Kein Verfassungsverbot der Homoehe: US-Präsident George W. Bush hat im US-Kongress eine Niederlage einstecken müssen, die sich für ihn bezahlt machen könnte. Wäre es Bush und seinen konservativen Republikanern wirklich darum gegangen, die Verfassungsänderung durchzubringen – sie hätten den Antrag nicht jetzt zur Abstimmung gestellt, sondern hinter den Kulissen weiter gearbeitet, um wenigstens sicherzustellen, dass nicht sechs Senatoren aus den eigenen Reihen mit den Demokraten stimmen.

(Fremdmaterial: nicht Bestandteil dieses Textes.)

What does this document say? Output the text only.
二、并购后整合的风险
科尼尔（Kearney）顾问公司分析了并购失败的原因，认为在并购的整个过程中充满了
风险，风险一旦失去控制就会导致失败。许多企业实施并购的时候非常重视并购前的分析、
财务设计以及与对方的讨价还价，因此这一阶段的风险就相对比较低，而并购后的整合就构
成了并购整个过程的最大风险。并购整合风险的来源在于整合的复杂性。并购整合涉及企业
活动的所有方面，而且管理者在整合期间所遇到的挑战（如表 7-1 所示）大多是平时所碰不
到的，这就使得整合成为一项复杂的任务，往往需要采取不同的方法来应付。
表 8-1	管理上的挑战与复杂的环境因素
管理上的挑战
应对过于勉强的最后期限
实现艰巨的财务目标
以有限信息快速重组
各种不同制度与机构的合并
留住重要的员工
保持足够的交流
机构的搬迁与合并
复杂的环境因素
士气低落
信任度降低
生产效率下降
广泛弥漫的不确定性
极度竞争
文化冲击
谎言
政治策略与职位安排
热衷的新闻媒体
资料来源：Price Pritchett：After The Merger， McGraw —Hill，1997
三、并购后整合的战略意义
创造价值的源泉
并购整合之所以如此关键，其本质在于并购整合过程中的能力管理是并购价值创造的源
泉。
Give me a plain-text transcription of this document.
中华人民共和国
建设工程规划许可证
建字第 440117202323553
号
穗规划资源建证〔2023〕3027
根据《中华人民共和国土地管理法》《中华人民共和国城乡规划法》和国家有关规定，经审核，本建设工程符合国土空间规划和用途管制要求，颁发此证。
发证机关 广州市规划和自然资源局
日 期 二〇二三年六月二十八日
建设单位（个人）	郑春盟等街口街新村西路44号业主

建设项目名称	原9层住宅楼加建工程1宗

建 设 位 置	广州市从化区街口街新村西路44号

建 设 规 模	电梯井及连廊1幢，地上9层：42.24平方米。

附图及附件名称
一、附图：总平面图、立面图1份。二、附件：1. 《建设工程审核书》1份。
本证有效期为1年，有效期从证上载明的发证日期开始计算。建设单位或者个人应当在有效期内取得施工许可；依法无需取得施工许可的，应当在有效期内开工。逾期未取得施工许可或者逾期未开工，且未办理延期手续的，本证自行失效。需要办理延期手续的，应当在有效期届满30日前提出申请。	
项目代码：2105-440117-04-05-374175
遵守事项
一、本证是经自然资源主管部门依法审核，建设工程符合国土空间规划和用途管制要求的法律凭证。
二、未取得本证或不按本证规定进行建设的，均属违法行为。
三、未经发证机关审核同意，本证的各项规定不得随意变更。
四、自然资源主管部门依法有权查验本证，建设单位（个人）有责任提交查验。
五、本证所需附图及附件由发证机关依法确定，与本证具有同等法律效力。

Aber darum ging es diesmal nicht.

Fast immer in den letzten Sitzungsmonaten vor einer Wahl kommen Anträge oder Gesetzesentwürfe vor den Kongress, die sich um die hoch ideologisierten, polarisierenden Fragen der US-Politik drehen, bei denen alle Argumente längst ausgetauscht sind: Abtreibung, Legalisierung von Marihuana zu medizinischen Zwecken, kontrollierter Schusswaffenbesitz, gelegentlich die Todesstrafe oder eben die Homoehe. Etliche dieser Vorschläge haben keine Chance auf Verwirklichung oder sind schlicht überflüssig. Sie bieten jedoch die Chance, sich neu und lautstark zu positionieren, um die Stammwählerschaft zu mobilisieren. Das ist auch diesmal geglückt. Wer sich für die Rechte von Schwulen und Lesben engagiert, gehört ohnehin nicht zu Bushs Wählerreservoir, wer strikt dagegen ist, könnte dieses Thema plötzlich für wichtiger halten als andere.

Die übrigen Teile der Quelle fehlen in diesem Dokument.